Bandelier National Monument

Sometime in the late 1100's a people we refer to as the Rio Grande Anasazi came into this canyon carved deep in long- solidified volcanic lava. They found an oasis of sorts, a year- round stream and fertile soil and they gathered into a community and they probably stayed here for 400 years...

Chris Judson is a National Park Ranger. "There might have been 400 or 500 people living in the canyon. People that were farmers, they were weavers, they were potters. They're known as the ancestral Pueblo People. They are the direct descendants of the present day pueblo people that are in New Mexico today."

Bandelier National Monument holds some of the more significant remains of the Rio Grande Anasazi and scientific study here goes on almost continuously. Bandelier is also one of the more visual sites in terms of what the visitor can see and touch. Or think they can touch, some come looking to feel vibrations from the past.

"And the site here, especially the ones up along the base of the cliffs, are fun to climb into, the ones that have the ladders and the trail goes to. And it's within a distance that people can go in a family, the whole loop is only about a mile each way."

The ruins trail loop that goes up along the cliffs is mildly strenuous and there are places where if you are a...BIG... person, you might have to go back the way you came.

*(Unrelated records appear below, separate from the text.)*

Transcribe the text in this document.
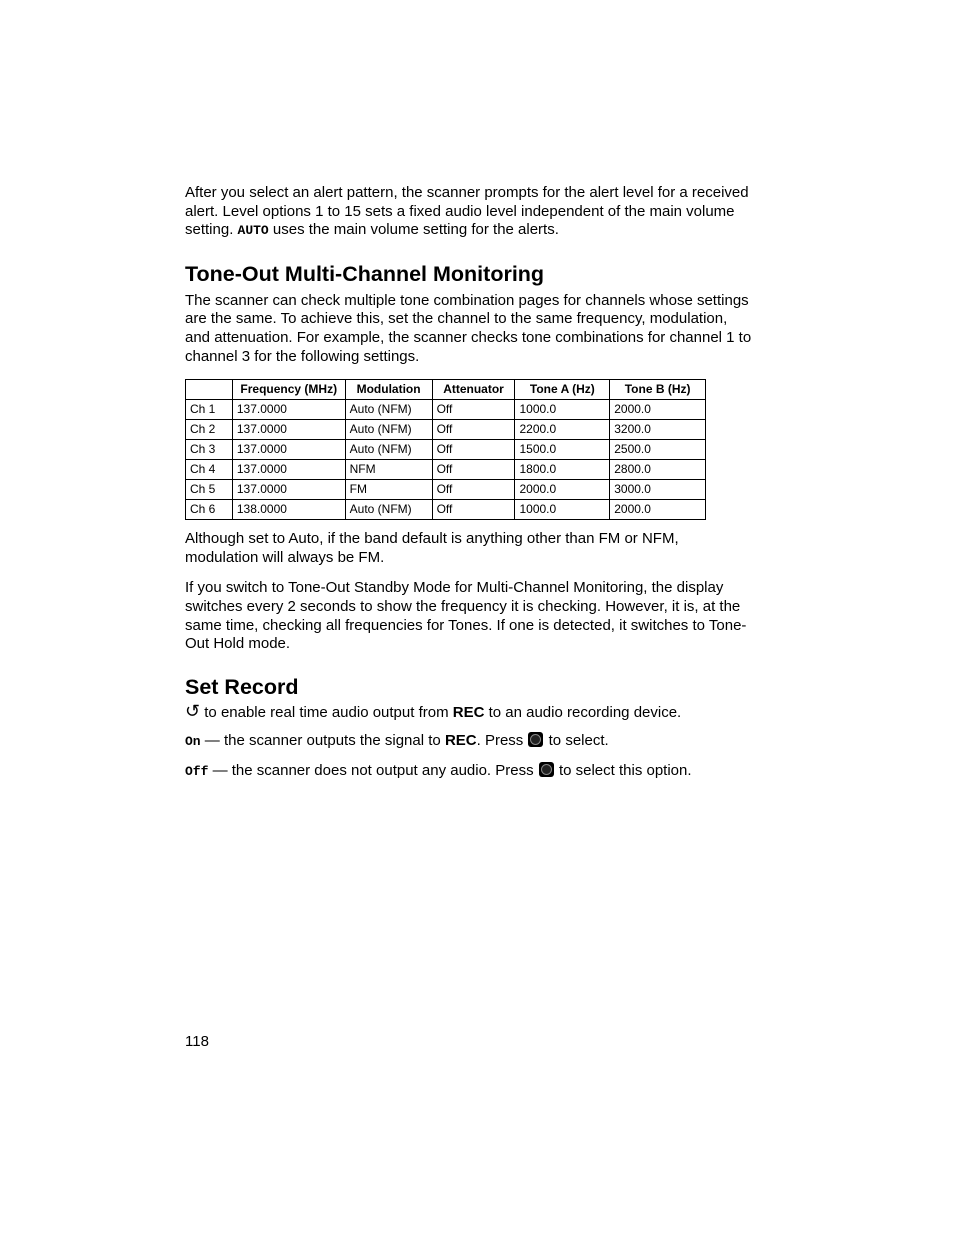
After you select an alert pattern, the scanner prompts for the alert level for a received alert. Level options 1 to 15 sets a fixed audio level independent of the main volume setting. AUTO uses the main volume setting for the alerts.

Tone-Out Multi-Channel Monitoring

The scanner can check multiple tone combination pages for channels whose settings are the same. To achieve this, set the channel to the same frequency, modulation, and attenuation. For example, the scanner checks tone combinations for channel 1 to channel 3 for the following settings.

	Frequency (MHz)	Modulation	Attenuator	Tone A (Hz)	Tone B (Hz)
Ch 1	137.0000	Auto (NFM)	Off	1000.0	2000.0
Ch 2	137.0000	Auto (NFM)	Off	2200.0	3200.0
Ch 3	137.0000	Auto (NFM)	Off	1500.0	2500.0
Ch 4	137.0000	NFM	Off	1800.0	2800.0
Ch 5	137.0000	FM	Off	2000.0	3000.0
Ch 6	138.0000	Auto (NFM)	Off	1000.0	2000.0

Although set to Auto, if the band default is anything other than FM or NFM, modulation will always be FM.

If you switch to Tone-Out Standby Mode for Multi-Channel Monitoring, the display switches every 2 seconds to show the frequency it is checking. However, it is, at the same time, checking all frequencies for Tones. If one is detected, it switches to Tone-Out Hold mode.

Set Record

↺ to enable real time audio output from REC to an audio recording device.

On — the scanner outputs the signal to REC. Press  to select.

Off — the scanner does not output any audio. Press  to select this option.

118
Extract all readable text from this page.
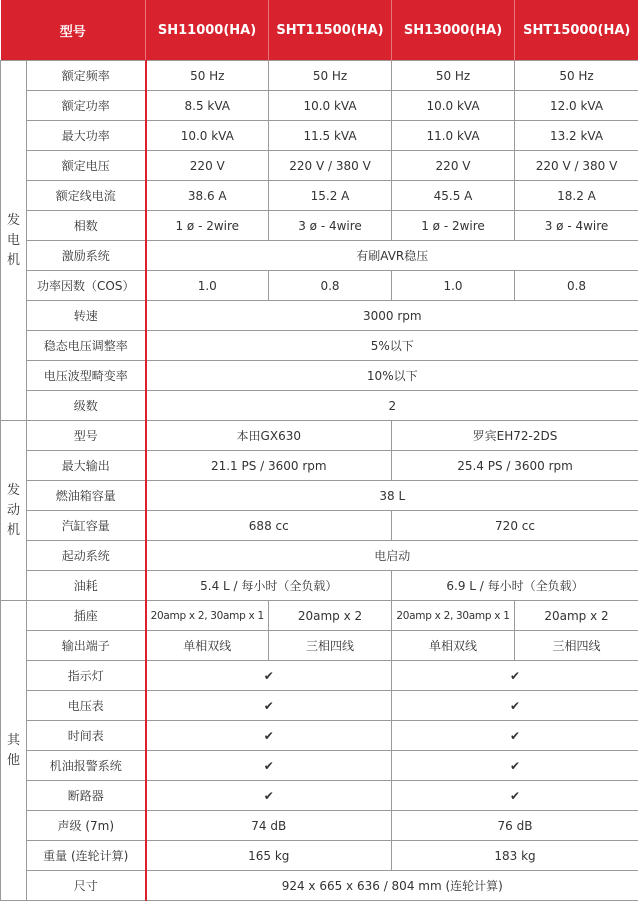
型号		SH11000(HA)	SHT11500(HA)	SH13000(HA)	SHT15000(HA)
发电机	额定频率	50 Hz	50 Hz	50 Hz	50 Hz
	额定功率	8.5 kVA	10.0 kVA	10.0 kVA	12.0 kVA
	最大功率	10.0 kVA	11.5 kVA	11.0 kVA	13.2 kVA
	额定电压	220 V	220 V / 380 V	220 V	220 V / 380 V
	额定线电流	38.6 A	15.2 A	45.5 A	18.2 A
	相数	1 ø - 2wire	3 ø - 4wire	1 ø - 2wire	3 ø - 4wire
	激励系统	有刷AVR稳压			
	功率因数（COS）	1.0	0.8	1.0	0.8
	转速	3000 rpm			
	稳态电压调整率	5%以下			
	电压波型畸变率	10%以下			
	级数	2			
发动机	型号	本田GX630		罗宾EH72-2DS	
	最大输出	21.1 PS / 3600 rpm		25.4 PS / 3600 rpm	
	燃油箱容量	38 L			
	汽缸容量	688 cc		720 cc	
	起动系统	电启动			
	油耗	5.4 L / 每小时（全负载）		6.9 L / 每小时（全负载）	
其他	插座	20amp x 2, 30amp x 1	20amp x 2	20amp x 2, 30amp x 1	20amp x 2
	输出端子	单相双线	三相四线	单相双线	三相四线
	指示灯	✔		✔	
	电压表	✔		✔	
	时间表	✔		✔	
	机油报警系统	✔		✔	
	断路器	✔		✔	
	声级 (7m)	74 dB		76 dB	
	重量 (连轮计算)	165 kg		183 kg	
	尺寸	924 x 665 x 636 / 804 mm (连轮计算)			
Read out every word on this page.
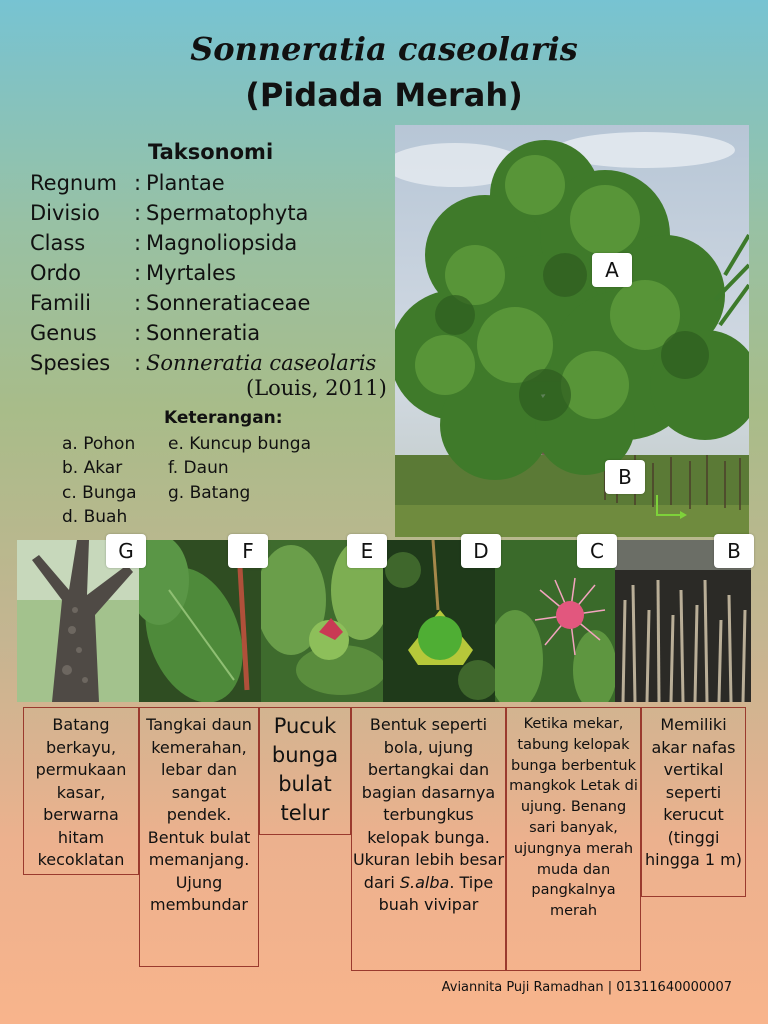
Sonneratia caseolaris
(Pidada Merah)
Taksonomi
Regnum : Plantae
Divisio : Spermatophyta
Class : Magnoliopsida
Ordo	: Myrtales
Famili : Sonneratiaceae
Genus : Sonneratia
Spesies : Sonneratia caseolaris
(Louis, 2011)
Keterangan:
a. Pohon
b. Akar
c. Bunga
d. Buah
e. Kuncup bunga
f. Daun
g. Batang
A
B
G	F	E	D	C	B
Batang berkayu, permukaan kasar, berwarna hitam kecoklatan
Tangkai daun kemerahan, lebar dan sangat pendek. Bentuk bulat memanjang. Ujung membundar
Pucuk bunga bulat telur
Bentuk seperti bola, ujung bertangkai dan bagian dasarnya terbungkus kelopak bunga. Ukuran lebih besar dari S.alba. Tipe buah vivipar
Ketika mekar, tabung kelopak bunga berbentuk mangkok Letak di ujung. Benang sari banyak, ujungnya merah muda dan pangkalnya merah
Memiliki akar nafas vertikal seperti kerucut (tinggi hingga 1 m)
Aviannita Puji Ramadhan | 01311640000007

Bandelier gets about 400,000 visitors a year and they don't have a lot of parking space, so there are times when they will simply not let you in. In the summer months, try coming very early or after 4 in the afternoon.

Just about the time Coronado was coming into what is now Arizona and New Mexico, these sites were being abandoned. All over the 4-corners region of the southwest the Anasazi were, for all practical purposes...going away. They were the last of pre-history here, people who had never seen a horse or a cow or heard the sound of gunfire. They took a certain innocence with them and left this behind...



Bandelier is 46 miles west of Santa Fe, New Mexico, but you actually have to travel north out of Santa Fe on highway 285 to Pojoaque (po-wall-kay, if you want to sound like a native), then west on NM 502 and then back south on NM 4. From the entrance station, you drop steeply down to monument headquarters in Frijoles (that's beans in Spanish) Canyon.

Parking spaces are very limited. When the parking lots are full, they stop letting you in. Go early in the morning are late in the afternoon.

There are picnic sites along the small stream that runs down Frijoles Canyon. On the mesa to the north is a first-come, forest served camp ground. No RV hookups. There is a curio store and snack bar at monument headquarters. Nearest hotels and motels are in Los Alamos, about a 45 minute drive from the monument.